Communication Problems and Alzheimer’s
Alzheimer’s disease and other related dementias degenerate the brain. As a result, various functions and abilities are impacted. One of the faculties that become diminished is the ability to speak. This is especially true for frontotemporal dementia because the left frontal lobe is responsible for speech.
Whenever a degenerative neurological disorder impacts speech, it can often vary from person to person depending on the kind of disorder concerned. One of the first symptoms you may notice is that your loved one is having a hard time finding the right words to use in conversations. Sometimes, individuals might forget common nouns like “pepper” or “spoon” and can become confused when some people say these words. Other times it can result in the inability to form long, complex sentences. For a fuller picture of what you can expect, we recommend turning to your health care provider for more detailed advice.
Needless to say, losing the ability to communicate can be very frustrating for both your loved one and you as a family caregiver. It would not be an understatement to say that communication is one of the most important things in human life. So, dealing with this challenge is very difficult, deserving careful thought and consideration.
Some rules of thumb to follow to ease communication with your loved one can be listed as follows:
- Minimize distractions in the environment: Many times, noises, lights, or people in your loved one’s environment can distract them when they are trying to communicate with you.
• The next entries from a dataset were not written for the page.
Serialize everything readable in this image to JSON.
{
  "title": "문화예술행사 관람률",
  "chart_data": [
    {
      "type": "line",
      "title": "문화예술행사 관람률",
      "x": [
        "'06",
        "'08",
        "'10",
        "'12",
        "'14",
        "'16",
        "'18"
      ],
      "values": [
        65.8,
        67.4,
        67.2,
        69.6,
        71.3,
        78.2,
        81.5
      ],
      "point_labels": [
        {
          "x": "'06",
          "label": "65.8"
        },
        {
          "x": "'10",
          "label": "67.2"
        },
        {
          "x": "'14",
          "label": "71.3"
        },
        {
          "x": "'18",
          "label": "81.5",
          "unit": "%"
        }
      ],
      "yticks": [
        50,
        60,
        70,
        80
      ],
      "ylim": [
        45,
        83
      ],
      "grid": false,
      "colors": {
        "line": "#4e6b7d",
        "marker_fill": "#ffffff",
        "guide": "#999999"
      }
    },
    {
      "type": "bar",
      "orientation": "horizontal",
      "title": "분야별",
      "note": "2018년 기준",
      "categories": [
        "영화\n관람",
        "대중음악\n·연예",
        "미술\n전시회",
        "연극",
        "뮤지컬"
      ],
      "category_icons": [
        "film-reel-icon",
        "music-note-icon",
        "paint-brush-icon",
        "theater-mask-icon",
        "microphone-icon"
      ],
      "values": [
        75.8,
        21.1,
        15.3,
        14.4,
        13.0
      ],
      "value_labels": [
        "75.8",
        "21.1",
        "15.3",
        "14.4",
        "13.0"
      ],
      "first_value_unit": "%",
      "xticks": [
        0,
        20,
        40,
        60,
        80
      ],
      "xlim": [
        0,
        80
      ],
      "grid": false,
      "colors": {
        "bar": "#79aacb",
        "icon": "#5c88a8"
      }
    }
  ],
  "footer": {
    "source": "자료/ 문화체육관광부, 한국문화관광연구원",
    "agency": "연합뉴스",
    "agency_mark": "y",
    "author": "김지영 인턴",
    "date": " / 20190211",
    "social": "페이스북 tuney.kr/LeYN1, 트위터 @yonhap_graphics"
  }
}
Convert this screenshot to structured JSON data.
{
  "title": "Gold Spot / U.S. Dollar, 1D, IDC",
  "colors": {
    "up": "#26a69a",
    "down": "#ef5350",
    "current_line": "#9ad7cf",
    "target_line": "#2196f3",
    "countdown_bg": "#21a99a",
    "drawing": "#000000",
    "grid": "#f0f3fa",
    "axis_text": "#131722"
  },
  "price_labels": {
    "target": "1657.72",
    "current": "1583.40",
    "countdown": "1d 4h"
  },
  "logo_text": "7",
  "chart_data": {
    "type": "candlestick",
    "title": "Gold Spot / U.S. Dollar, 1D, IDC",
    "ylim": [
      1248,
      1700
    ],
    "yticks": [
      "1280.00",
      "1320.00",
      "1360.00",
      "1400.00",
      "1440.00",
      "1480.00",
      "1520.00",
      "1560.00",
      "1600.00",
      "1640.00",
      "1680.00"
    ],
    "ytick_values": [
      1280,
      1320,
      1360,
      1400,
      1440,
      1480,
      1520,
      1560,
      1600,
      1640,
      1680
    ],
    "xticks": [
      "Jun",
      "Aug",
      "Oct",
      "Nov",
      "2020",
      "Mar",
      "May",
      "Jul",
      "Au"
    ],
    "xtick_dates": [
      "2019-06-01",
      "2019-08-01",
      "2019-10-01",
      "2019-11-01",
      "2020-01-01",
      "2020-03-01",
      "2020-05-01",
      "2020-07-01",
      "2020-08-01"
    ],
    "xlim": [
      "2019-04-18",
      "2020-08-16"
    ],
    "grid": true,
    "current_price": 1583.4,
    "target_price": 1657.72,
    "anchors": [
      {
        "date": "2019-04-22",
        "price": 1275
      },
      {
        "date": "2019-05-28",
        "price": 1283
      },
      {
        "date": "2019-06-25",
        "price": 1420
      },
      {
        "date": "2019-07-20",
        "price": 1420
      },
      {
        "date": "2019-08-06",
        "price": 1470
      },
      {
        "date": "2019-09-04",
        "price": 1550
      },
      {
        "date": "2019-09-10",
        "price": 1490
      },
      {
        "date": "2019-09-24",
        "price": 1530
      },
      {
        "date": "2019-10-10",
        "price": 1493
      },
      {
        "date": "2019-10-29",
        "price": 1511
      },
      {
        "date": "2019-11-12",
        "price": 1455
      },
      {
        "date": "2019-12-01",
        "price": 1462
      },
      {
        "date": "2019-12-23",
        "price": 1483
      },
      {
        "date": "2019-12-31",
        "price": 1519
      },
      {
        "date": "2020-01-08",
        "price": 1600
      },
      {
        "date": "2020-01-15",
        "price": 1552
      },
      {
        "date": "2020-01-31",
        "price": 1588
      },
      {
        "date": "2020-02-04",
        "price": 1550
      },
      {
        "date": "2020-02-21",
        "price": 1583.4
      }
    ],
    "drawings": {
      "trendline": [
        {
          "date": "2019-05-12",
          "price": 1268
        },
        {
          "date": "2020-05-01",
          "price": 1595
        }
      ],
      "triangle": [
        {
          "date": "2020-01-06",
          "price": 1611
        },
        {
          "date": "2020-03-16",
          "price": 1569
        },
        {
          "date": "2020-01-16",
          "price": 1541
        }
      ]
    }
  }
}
If they are experiencing problems with language, this can make their situation even harder. To provide your loved one with a calm, quiet environment can be conducive for effective communication and concentration.
- Communicate back slowly: Some people with dementia have a hard time interpreting what people are saying to them. To avoid this problem, speak clearly and slowly.
- Simplify questions: Asking open-ended questions can result in frustration in your loved one. If they have trouble communicating, open-ended questions create the potential for confusion, especially if they easily lose track of words or their train of thought. Instead, pose simple “yes” or “no” questions. You can virtually ask any question in this way depending on you phrase it. These kinds of questions will always tell you what you need to know.
- Respect your loved one’s intellectual integrity and independence: In other words, do not “baby” them or speak to them like a child. Many people with a degenerative neurological disease can recognize this, and it is uncomfortable for them. Also, allow them the opportunity to express what they need, even if you have to help them along the way. Keep their independence in mind. Feeling independent is an important component for most individuals, so try to preserve that in your loved one in your day to day interactions.